The Vapnik–Chervonenkis dimension provides a notion of complexity for systems of sets. If the VC dimension is small, then knowing this can drastically simplify fundamental computational tasks such as classification, range counting, and density estimation through the use of sampling bounds. We analyze set systems where the ground set X is a set of polygonal curves in \(\mathbb {R}^d\) and the sets \(\mathcal {R}\) are metric balls defined by curve similarity metrics, such as the Fréchet distance and the Hausdorff distance, as well as their discrete counterparts. We derive upper and lower bounds on the VC dimension that imply useful sampling bounds in the setting that the number of curves is large, but the complexity of the individual curves is small. Our upper and lower bounds are either near-quadratic or near-linear in the complexity of the curves that define the ranges and they are logarithmic in the complexity of the curves that define the ground set.

Vapnik-Chervonenkis 维为集合系统提供了复杂性的概念。

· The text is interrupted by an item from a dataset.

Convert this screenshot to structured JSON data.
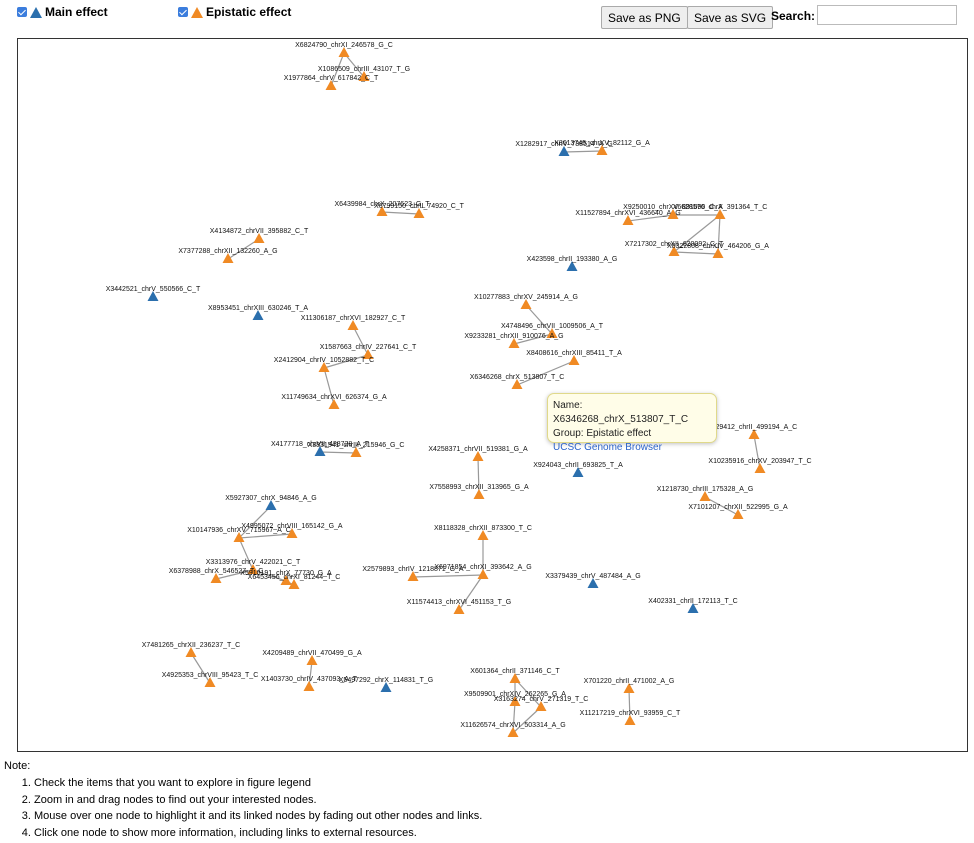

如果 VC 维度很小，那么知道这一点可以通过使用采样边界大大简化基本的计算任务，例如分类、范围计数和密度估计。我们分析集合系统，其中地面集合X是\(\mathbb {R}^d\)和集合\(\mathcal {R}\) 中的一组多边形曲线是由曲线相似性度量定义的度量球，例如 Fréchet 距离和 Hausdorff 距离，以及它们的离散对应项。我们推导出 VC 维度的上限和下限，这意味着在曲线数量很大但单个曲线的复杂度很小的情况下有用的采样边界。我们的上限和下限在定义范围的曲线的复杂性上接近二次或接近线性，并且在定义地面集的曲线的复杂性上是对数的。